What does this study find?
1. The study compares both a 20% ‘valoric’ tax on price, and a ‘volumetric’ tax of 20c per litre (which overcomes loss-leader discounts etc). The volumetric tax has about a 50% bigger impact than the straight 20% on price tax:
“… the volumetric tax would result in a greater per capita weight loss than the valoric tax (0.41 kg vs. 0.29 kg).”
This suggests that if we were to implement a SSB tax in New Zealand, we need to consider a volumetric version – not just the more commonly envisaged valoric version.
2. The study carefully and thoroughly addressed cross-price elasticities – putting up the price of sugary fizzy drinks did see an increase in diet drink consumption. That is, consumers tended to (not surprisingly) switch to alternative healthier drinks (e.g. diet drinks, water, etc).
3. The study looks specifically at impacts by household income groups, and by consumer consumption levels. The biggest impact (i.e. both reduction in SSB consumption and weight loss) is among low-income households (more elastic response to price) and higher consumers:
“The difference between the change in weight is substantial for the target group of heavy purchasers of SSBs in low-income households, with a weight reduction of up to 3.20 kg for the volumetric and 2.06 kg for the valoric tax.”
4. The study looks specifically at regressivity of the SSB tax:
“The average yearly per capita tax burden on low-income households is $17.87 (0.21% of income) compared with $15.17 for high-income households (0.07% of income) for the valoric tax, and $13.80 (0.15%) and $10.10 (0.04%) for the volumetric tax.”

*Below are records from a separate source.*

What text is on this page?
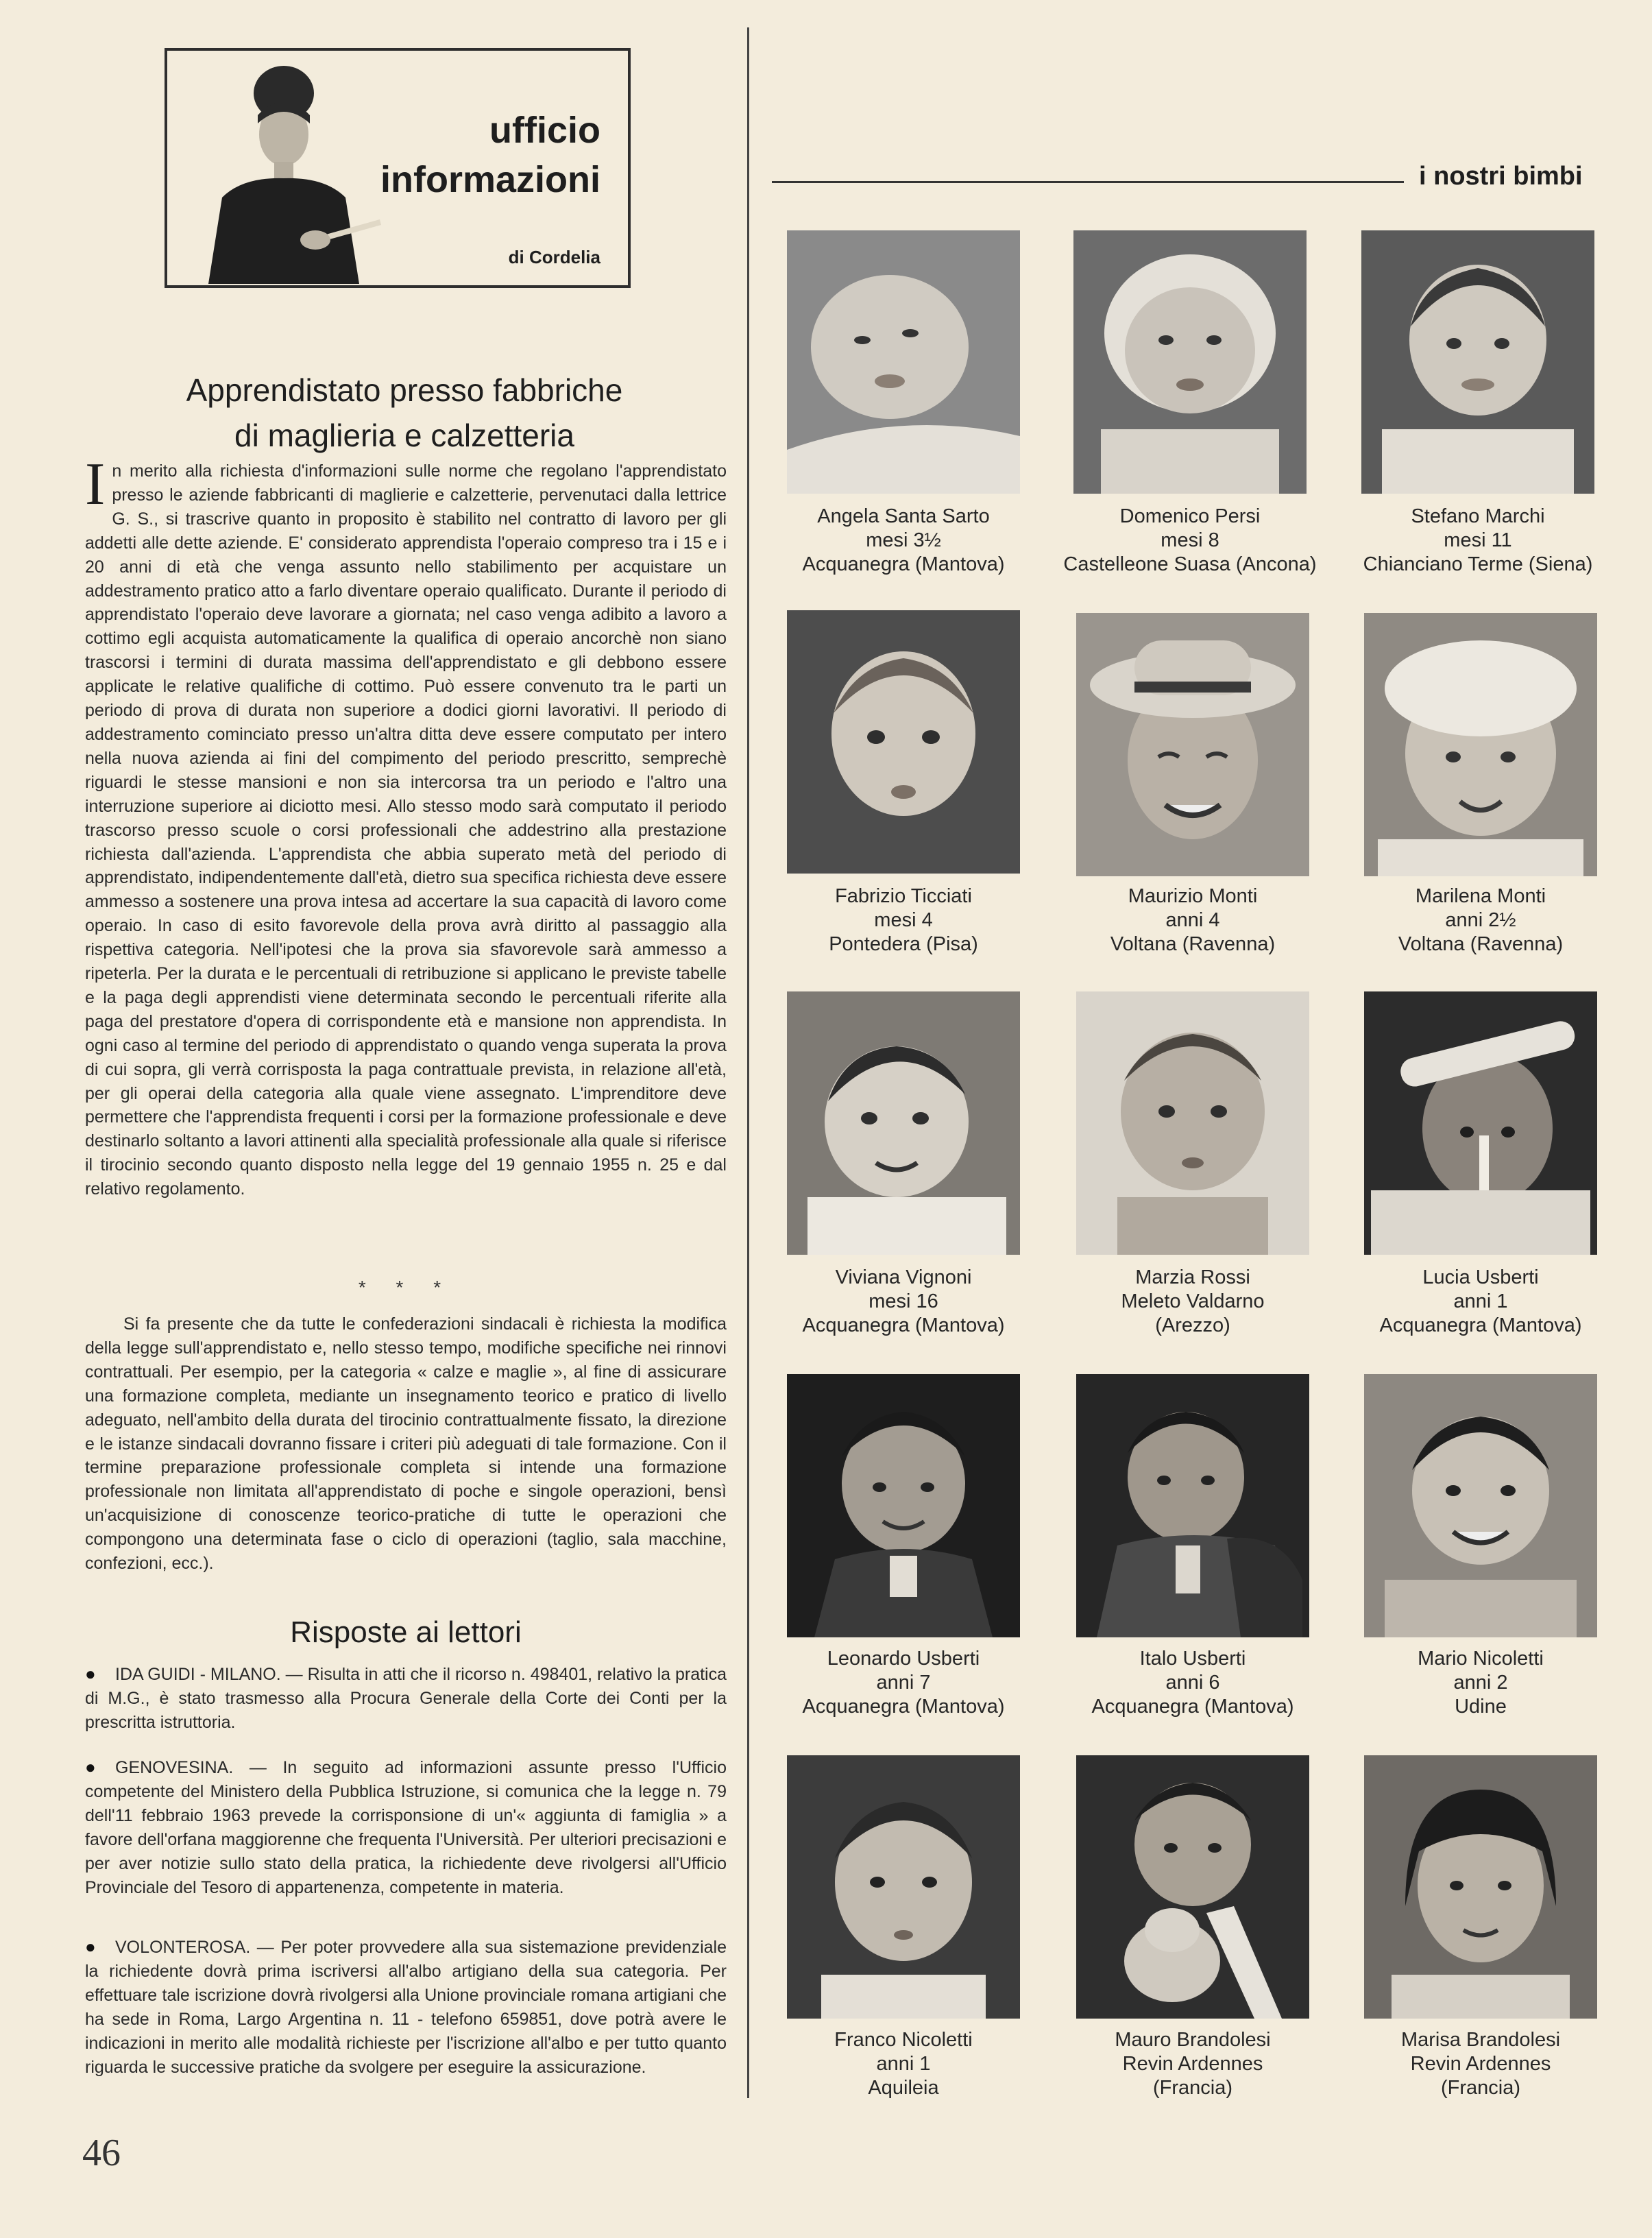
ufficio
informazioni
di Cordelia
Apprendistato presso fabbriche
di maglieria e calzetteria

In merito alla richiesta d'informazioni sulle norme che regolano l'apprendistato presso le aziende fabbricanti di maglierie e calzetterie, pervenutaci dalla lettrice G. S., si trascrive quanto in proposito è stabilito nel contratto di lavoro per gli addetti alle dette aziende. E' considerato apprendista l'operaio compreso tra i 15 e i 20 anni di età che venga assunto nello stabilimento per acquistare un addestramento pratico atto a farlo diventare operaio qualificato. Durante il periodo di apprendistato l'operaio deve lavorare a giornata; nel caso venga adibito a lavoro a cottimo egli acquista automaticamente la qualifica di operaio ancorchè non siano trascorsi i termini di durata massima dell'apprendistato e gli debbono essere applicate le relative qualifiche di cottimo. Può essere convenuto tra le parti un periodo di prova di durata non superiore a dodici giorni lavorativi. Il periodo di addestramento cominciato presso un'altra ditta deve essere computato per intero nella nuova azienda ai fini del compimento del periodo prescritto, semprechè riguardi le stesse mansioni e non sia intercorsa tra un periodo e l'altro una interruzione superiore ai diciotto mesi. Allo stesso modo sarà computato il periodo trascorso presso scuole o corsi professionali che addestrino alla prestazione richiesta dall'azienda. L'apprendista che abbia superato metà del periodo di apprendistato, indipendentemente dall'età, dietro sua specifica richiesta deve essere ammesso a sostenere una prova intesa ad accertare la sua capacità di lavoro come operaio. In caso di esito favorevole della prova avrà diritto al passaggio alla rispettiva categoria. Nell'ipotesi che la prova sia sfavorevole sarà ammesso a ripeterla. Per la durata e le percentuali di retribuzione si applicano le previste tabelle e la paga degli apprendisti viene determinata secondo le percentuali riferite alla paga del prestatore d'opera di corrispondente età e mansione non apprendista. In ogni caso al termine del periodo di apprendistato o quando venga superata la prova di cui sopra, gli verrà corrisposta la paga contrattuale prevista, in relazione all'età, per gli operai della categoria alla quale viene assegnato. L'imprenditore deve permettere che l'apprendista frequenti i corsi per la formazione professionale e deve destinarlo soltanto a lavori attinenti alla specialità professionale alla quale si riferisce il tirocinio secondo quanto disposto nella legge del 19 gennaio 1955 n. 25 e dal relativo regolamento.

* * *

Si fa presente che da tutte le confederazioni sindacali è richiesta la modifica della legge sull'apprendistato e, nello stesso tempo, modifiche specifiche nei rinnovi contrattuali. Per esempio, per la categoria « calze e maglie », al fine di assicurare una formazione completa, mediante un insegnamento teorico e pratico di livello adeguato, nell'ambito della durata del tirocinio contrattualmente fissato, la direzione e le istanze sindacali dovranno fissare i criteri più adeguati di tale formazione. Con il termine preparazione professionale completa si intende una formazione professionale non limitata all'apprendistato di poche e singole operazioni, bensì un'acquisizione di conoscenze teorico-pratiche di tutte le operazioni che compongono una determinata fase o ciclo di operazioni (taglio, sala macchine, confezioni, ecc.).

Risposte ai lettori
● IDA GUIDI - MILANO. — Risulta in atti che il ricorso n. 498401, relativo la pratica di M.G., è stato trasmesso alla Procura Generale della Corte dei Conti per la prescritta istruttoria.
● GENOVESINA. — In seguito ad informazioni assunte presso l'Ufficio competente del Ministero della Pubblica Istruzione, si comunica che la legge n. 79 dell'11 febbraio 1963 prevede la corrisponsione di un'« aggiunta di famiglia » a favore dell'orfana maggiorenne che frequenta l'Università. Per ulteriori precisazioni e per aver notizie sullo stato della pratica, la richiedente deve rivolgersi all'Ufficio Provinciale del Tesoro di appartenenza, competente in materia.
● VOLONTEROSA. — Per poter provvedere alla sua sistemazione previdenziale la richiedente dovrà prima iscriversi all'albo artigiano della sua categoria. Per effettuare tale iscrizione dovrà rivolgersi alla Unione provinciale romana artigiani che ha sede in Roma, Largo Argentina n. 11 - telefono 659851, dove potrà avere le indicazioni in merito alle modalità richieste per l'iscrizione all'albo e per tutto quanto riguarda le successive pratiche da svolgere per eseguire la assicurazione.
46
i nostri bimbi
Angela Santa Sarto
mesi 3½
Acquanegra (Mantova)
Domenico Persi
mesi 8
Castelleone Suasa (Ancona)
Stefano Marchi
mesi 11
Chianciano Terme (Siena)
Fabrizio Ticciati
mesi 4
Pontedera (Pisa)
Maurizio Monti
anni 4
Voltana (Ravenna)
Marilena Monti
anni 2½
Voltana (Ravenna)
Viviana Vignoni
mesi 16
Acquanegra (Mantova)
Marzia Rossi
Meleto Valdarno
(Arezzo)
Lucia Usberti
anni 1
Acquanegra (Mantova)
Leonardo Usberti
anni 7
Acquanegra (Mantova)
Italo Usberti
anni 6
Acquanegra (Mantova)
Mario Nicoletti
anni 2
Udine
Franco Nicoletti
anni 1
Aquileia
Mauro Brandolesi
Revin Ardennes
(Francia)
Marisa Brandolesi
Revin Ardennes
(Francia)
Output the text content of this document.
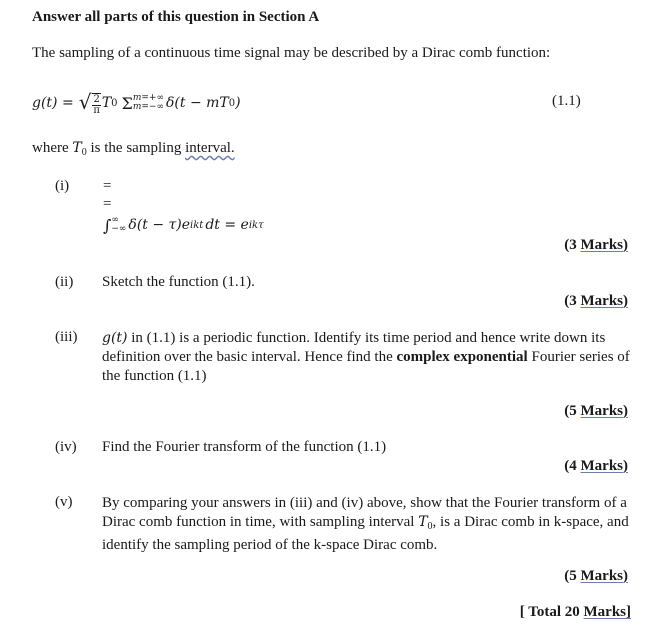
Answer all parts of this question in Section A
The sampling of a continuous time signal may be described by a Dirac comb function:
g(t) = √ $\frac{2}{\pi}$ T 0 Σ m=+∞
m=−∞ δ(t − mT 0 )	(1.1)
where $T_0$ is the sampling interval.
(i) =
=
∫ ∞
−∞ δ(t − τ)e ikt dt = e ikτ
(3 Marks)
(ii) Sketch the function (1.1).
(3 Marks)
(iii) g(t) in (1.1) is a periodic function. Identify its time period and hence write down its definition over the basic interval. Hence find the complex exponential Fourier series of the function (1.1)
(5 Marks)
(iv) Find the Fourier transform of the function (1.1)
(4 Marks)
(v) By comparing your answers in (iii) and (iv) above, show that the Fourier transform of a Dirac comb function in time, with sampling interval $T_0$, is a Dirac comb in k-space, and identify the sampling period of the k-space Dirac comb.
(5 Marks)
[ Total 20 Marks]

Thus, there is a bigger financial impact on low-income households – but probably not to the extent that the industry might argue. And it is probably acceptable in light of the bigger health gains for lower socioeconomic groups. Furthermore, if the revenue from the tax was used to fund healthy school lunches in low-income areas – then the benefits would be even greater.
Is this study by Sharma and colleagues reliable? Mostly. Nghiem and Genc, two econometrician colleagues of mine, had various quibbles about the methods (see footnote at end of blog), but both considered that the econometrics were ‘good on the whole’. Scarborough, a diet modeller colleague from the UK, thought the modelling link through to body weight change may have been a bit simplistic, but “this is unlikely to have had a substantial impact on results“.
So let’s acknowledge that there is more research to do in this area (including improved nutrition/warning labels on SSB containers), but let’s also acknowledge that there is increasing theoretical and empirical evidence that a well-designed SSB tax should:
– Reduce SSB consumption more among both lower socioeconomic groups and high consumers
– Achieve health gains for all social groups, but more so for lower socio-economic groups (and in the NZ context especially Māori and Pacific)
– May have some regressive element in financial terms, but it is probably ‘not too bad’ and this could be offset by using revenue gained from a SSB tax to (say) provide healthy school lunches in more deprived school environments.
Footnote: Econometric comments from Nghiem and Genc: (1) The use of the Heien & Wessells approach to account for censored demand may not be ideal, but it is commonly used in these studies – and is probably adequate. (2) The authors do not make any statements about how the standard errors of the elasticities are calculated. That probably means they are not robust standard errors, which is not desirable (i.e. probably a bit too narrow). (3) The authors may have underestimated the tax burden difference a little between low and high income groups due to the formula they used to calculate the tax burden. (4) Weight loss may been overestimated, by not allowing for unintended consumption of other high caloric foods that are not included in the model.